Tuesday, January 5, 2010

They came to Capernaum. When Jesus was at the house, he asked his disciples, "What were you arguing about on the road?"

But they kept quiet because on the way they had argued about who was the greatest. Sitting down, Jesus spoke to them and said, "If anyone wants to be first, he must be the very last, and the servant of all."

Mark 9:33-35

Jesus goes on to talk about welcoming children and "outsiders"(who were actually insiders according to Jesus), and then He talks about causing "these" to sin. I think He means leading others astray by inaccurate teaching about their value and worth in God's eyes. Most, including the disciples, had disregard for their pure hearts just because they weren't seen as important in society and even among religious people.
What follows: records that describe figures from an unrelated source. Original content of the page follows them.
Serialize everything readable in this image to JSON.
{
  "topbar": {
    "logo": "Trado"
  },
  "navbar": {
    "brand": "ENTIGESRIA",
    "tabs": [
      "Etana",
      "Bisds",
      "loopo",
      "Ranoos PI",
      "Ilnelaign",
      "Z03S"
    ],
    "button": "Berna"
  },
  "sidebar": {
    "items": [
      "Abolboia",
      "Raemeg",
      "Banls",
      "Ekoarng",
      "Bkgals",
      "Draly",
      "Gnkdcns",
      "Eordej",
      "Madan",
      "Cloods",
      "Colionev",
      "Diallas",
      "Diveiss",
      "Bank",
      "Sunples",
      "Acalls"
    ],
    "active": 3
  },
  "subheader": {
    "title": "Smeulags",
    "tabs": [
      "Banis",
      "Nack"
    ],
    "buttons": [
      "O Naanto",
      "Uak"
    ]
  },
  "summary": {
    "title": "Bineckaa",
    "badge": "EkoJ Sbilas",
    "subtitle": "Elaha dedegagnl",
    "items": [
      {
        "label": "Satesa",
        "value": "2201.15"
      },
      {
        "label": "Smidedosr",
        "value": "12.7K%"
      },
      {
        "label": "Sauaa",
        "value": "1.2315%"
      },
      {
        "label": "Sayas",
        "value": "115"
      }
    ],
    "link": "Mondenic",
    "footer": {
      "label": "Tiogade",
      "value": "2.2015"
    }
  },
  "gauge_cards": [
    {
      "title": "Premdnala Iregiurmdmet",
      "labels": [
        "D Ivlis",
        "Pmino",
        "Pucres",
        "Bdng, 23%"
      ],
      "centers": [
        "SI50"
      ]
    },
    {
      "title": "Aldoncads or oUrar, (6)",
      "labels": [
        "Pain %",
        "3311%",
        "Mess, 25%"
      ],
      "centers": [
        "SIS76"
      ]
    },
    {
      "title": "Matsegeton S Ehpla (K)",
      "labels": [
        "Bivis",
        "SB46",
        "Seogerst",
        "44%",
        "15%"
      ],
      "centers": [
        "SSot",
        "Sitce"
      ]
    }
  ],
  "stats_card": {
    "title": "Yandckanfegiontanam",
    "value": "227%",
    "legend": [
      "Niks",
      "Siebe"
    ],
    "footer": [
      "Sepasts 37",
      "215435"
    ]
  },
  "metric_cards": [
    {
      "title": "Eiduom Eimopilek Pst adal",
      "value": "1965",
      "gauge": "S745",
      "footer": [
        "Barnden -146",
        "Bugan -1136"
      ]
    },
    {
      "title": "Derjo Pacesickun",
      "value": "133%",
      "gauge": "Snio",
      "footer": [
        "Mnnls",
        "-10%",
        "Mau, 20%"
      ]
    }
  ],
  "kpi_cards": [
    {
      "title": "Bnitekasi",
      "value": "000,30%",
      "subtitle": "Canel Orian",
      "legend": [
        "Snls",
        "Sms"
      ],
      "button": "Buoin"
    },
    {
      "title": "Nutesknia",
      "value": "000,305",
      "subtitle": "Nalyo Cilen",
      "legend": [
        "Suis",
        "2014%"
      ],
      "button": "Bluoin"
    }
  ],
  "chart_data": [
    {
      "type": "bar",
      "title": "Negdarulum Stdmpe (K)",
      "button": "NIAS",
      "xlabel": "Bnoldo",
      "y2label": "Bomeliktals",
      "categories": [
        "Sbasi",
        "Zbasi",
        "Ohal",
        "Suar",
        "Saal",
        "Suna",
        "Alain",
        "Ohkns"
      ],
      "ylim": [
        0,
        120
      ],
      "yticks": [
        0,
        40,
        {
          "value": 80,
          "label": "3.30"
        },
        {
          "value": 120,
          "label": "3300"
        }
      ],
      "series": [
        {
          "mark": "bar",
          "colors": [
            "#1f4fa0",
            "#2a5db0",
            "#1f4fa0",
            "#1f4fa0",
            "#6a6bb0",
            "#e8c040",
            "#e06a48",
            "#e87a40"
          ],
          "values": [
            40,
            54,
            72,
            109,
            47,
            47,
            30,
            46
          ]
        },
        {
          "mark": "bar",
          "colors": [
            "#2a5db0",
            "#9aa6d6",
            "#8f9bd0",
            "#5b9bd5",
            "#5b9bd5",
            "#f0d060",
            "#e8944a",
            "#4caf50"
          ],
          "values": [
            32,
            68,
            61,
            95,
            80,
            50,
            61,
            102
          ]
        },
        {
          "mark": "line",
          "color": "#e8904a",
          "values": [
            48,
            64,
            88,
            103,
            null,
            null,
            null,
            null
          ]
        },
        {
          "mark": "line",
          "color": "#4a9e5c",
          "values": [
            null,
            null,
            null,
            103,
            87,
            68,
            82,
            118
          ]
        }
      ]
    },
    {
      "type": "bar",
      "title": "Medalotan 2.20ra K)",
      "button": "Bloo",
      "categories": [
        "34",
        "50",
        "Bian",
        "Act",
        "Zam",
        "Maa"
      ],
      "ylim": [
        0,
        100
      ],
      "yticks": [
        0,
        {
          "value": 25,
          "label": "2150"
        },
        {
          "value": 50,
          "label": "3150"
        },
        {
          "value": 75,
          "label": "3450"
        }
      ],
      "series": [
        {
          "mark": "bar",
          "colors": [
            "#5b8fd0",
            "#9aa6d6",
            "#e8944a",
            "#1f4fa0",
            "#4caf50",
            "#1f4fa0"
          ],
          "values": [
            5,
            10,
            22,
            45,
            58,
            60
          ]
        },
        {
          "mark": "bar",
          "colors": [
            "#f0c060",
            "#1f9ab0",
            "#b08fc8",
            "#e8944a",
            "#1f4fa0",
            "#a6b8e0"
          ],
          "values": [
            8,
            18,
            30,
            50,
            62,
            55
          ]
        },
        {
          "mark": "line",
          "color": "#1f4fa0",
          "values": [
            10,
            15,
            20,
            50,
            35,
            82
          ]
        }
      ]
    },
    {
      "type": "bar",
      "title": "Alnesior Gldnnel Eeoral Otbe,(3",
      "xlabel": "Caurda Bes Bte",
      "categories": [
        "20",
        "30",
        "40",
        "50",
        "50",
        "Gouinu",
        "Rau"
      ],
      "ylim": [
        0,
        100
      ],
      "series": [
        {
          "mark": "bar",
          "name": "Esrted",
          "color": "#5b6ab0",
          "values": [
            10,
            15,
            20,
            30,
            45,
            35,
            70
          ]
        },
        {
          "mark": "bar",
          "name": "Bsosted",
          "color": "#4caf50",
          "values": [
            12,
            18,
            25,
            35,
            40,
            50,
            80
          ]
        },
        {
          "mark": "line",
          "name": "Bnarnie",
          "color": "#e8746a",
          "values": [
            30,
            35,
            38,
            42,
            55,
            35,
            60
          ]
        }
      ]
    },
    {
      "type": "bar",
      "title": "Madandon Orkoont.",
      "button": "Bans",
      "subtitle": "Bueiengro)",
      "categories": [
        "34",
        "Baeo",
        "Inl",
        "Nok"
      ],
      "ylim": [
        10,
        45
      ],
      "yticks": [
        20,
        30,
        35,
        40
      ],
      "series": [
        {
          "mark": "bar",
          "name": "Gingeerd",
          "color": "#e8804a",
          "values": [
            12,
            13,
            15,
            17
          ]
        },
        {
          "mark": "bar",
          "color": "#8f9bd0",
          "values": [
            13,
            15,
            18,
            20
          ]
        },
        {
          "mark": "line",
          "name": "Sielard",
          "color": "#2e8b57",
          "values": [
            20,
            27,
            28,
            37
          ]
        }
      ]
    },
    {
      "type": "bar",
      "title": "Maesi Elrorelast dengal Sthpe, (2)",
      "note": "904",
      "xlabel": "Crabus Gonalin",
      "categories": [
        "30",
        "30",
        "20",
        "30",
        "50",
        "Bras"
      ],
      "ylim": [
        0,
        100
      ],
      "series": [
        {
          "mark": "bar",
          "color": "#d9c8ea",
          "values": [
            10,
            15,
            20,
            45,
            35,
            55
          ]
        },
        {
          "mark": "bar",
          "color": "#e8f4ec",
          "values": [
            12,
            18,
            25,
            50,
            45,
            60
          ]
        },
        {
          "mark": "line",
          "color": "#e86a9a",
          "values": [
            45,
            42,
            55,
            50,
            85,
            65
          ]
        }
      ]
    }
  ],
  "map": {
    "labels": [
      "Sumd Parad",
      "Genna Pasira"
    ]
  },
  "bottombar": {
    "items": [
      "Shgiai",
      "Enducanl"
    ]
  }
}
How does this happen? How do we overlook those who are so valuable in God's eyes? By trying to get ahead. By reaching for greatness, walking toward prestige, and having the wrong focus. (Mark 9:42-47)

Jesus finishes by talking about salt and being at peace with one another. (49-50) Salt is a symbol of the covenant--God's grace, love, and faithfulness. And this is what we should be reaching out for and walking toward and seeking to receive. To receive God's love brings peace, for ourselves and with others, not striving to be first--even through servanthood. If the motive for servanthood is to get ahead, it's not any better than trying to get there through dishonest means and probably more exhausting.

A true attitude of servanthood, one that welcomes and accepts others for who they are and where they're at--this comes from allowing God to first serve me.